The move comes while Baker Hughes prepares to combine with a unit of General Electric in a $32 billion merger that would create an expanded Baker Hughes. The deal is expected to close midyear. GE, based in Boston, would own 62.5 percent of the combined company.
However, Baker Hughes emphasized that offering severance packages to some European employees is unrelated to the merger.
“The offshore oil and gas industry, including Baker Hughes, continues to face difficult market conditions globally and in Norway,” Baker Hughes spokeswoman Melanie Kania said in a prepared statement. “To meet the challenges of today while positioning it for growth in the future, the company is adjusting its business to improve efficiencies and reduce its cost structure.

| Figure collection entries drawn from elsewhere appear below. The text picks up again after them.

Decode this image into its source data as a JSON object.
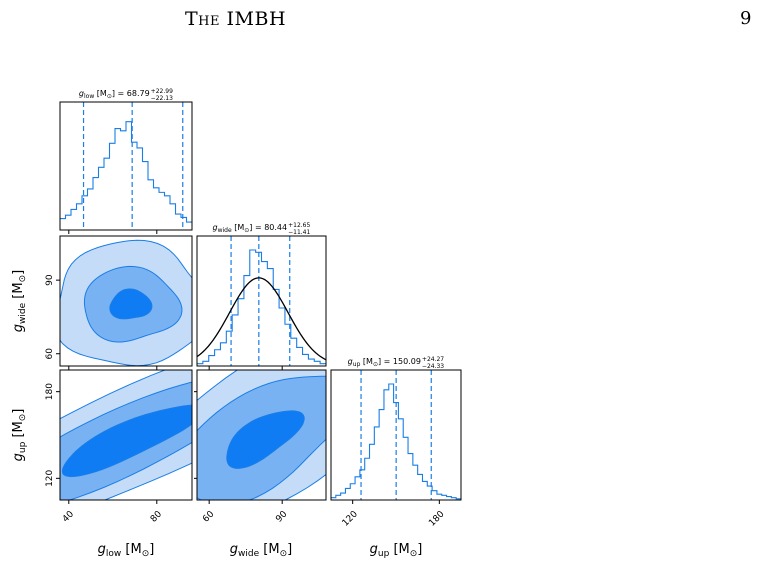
{
  "header": {
    "running_head": "The IMBH",
    "page_number": "9"
  },
  "colors": {
    "fill_outer": "#c4dcf8",
    "fill_mid": "#79b2f2",
    "fill_inner": "#0f7cf4",
    "line": "#1a7ee6",
    "gauss": "#000000"
  },
  "chart_data": {
    "type": "corner",
    "parameters": [
      {
        "id": "low",
        "title_sym": "g",
        "title_sub": "low",
        "title_rest": " [M",
        "title_sun": "⊙",
        "title_close": "] = ",
        "median": "68.79",
        "plus": "+22.99",
        "minus": "−22.13",
        "axis_sym": "g",
        "axis_sub": "low",
        "axis_unit_open": " [M",
        "axis_sun": "⊙",
        "axis_unit_close": "]",
        "range": [
          36,
          96
        ],
        "ticks": [
          40,
          80
        ],
        "quantiles": [
          46.7,
          68.8,
          91.8
        ]
      },
      {
        "id": "wide",
        "title_sym": "g",
        "title_sub": "wide",
        "title_rest": " [M",
        "title_sun": "⊙",
        "title_close": "] = ",
        "median": "80.44",
        "plus": "+12.65",
        "minus": "−11.41",
        "axis_sym": "g",
        "axis_sub": "wide",
        "axis_unit_open": " [M",
        "axis_sun": "⊙",
        "axis_unit_close": "]",
        "range": [
          55,
          108
        ],
        "ticks": [
          60,
          90
        ],
        "quantiles": [
          69.0,
          80.4,
          93.1
        ]
      },
      {
        "id": "up",
        "title_sym": "g",
        "title_sub": "up",
        "title_rest": " [M",
        "title_sun": "⊙",
        "title_close": "] = ",
        "median": "150.09",
        "plus": "+24.27",
        "minus": "−24.33",
        "axis_sym": "g",
        "axis_sub": "up",
        "axis_unit_open": " [M",
        "axis_sun": "⊙",
        "axis_unit_close": "]",
        "range": [
          105,
          195
        ],
        "ticks": [
          120,
          180
        ],
        "quantiles": [
          125.8,
          150.1,
          174.4
        ]
      }
    ],
    "histograms": {
      "low": [
        0.1,
        0.13,
        0.18,
        0.23,
        0.3,
        0.36,
        0.46,
        0.55,
        0.63,
        0.76,
        0.89,
        0.87,
        0.95,
        0.77,
        0.72,
        0.6,
        0.44,
        0.37,
        0.33,
        0.3,
        0.23,
        0.14,
        0.11,
        0.07
      ],
      "wide": [
        0.02,
        0.04,
        0.09,
        0.14,
        0.2,
        0.3,
        0.44,
        0.58,
        0.78,
        1.0,
        0.98,
        0.9,
        0.84,
        0.66,
        0.5,
        0.36,
        0.24,
        0.16,
        0.1,
        0.06,
        0.04,
        0.02
      ],
      "up": [
        0.02,
        0.04,
        0.06,
        0.1,
        0.14,
        0.2,
        0.26,
        0.36,
        0.48,
        0.63,
        0.78,
        0.95,
        1.0,
        0.84,
        0.7,
        0.54,
        0.4,
        0.3,
        0.22,
        0.16,
        0.12,
        0.08,
        0.05,
        0.04,
        0.03,
        0.02,
        0.01
      ]
    },
    "gaussian_overlay": {
      "parameter": "wide",
      "mean": 80.4,
      "sigma": 12.0,
      "peak_fraction": 0.76
    },
    "contour_levels": 3
  }
}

“Baker Hughes has implemented a range of actions to reduce costs, including a voluntary severance program in which employees can apply for an enhanced severance package,” she added. “The company believes this is the most proactive and fair mechanism to optimize its workforce in these market conditions.”
As recently as January, Baker Hughes still employed about 33,000 people, down from a headcount of more than 62,000 employees before the oil bust began in late 2014. However, some reductions are continuing.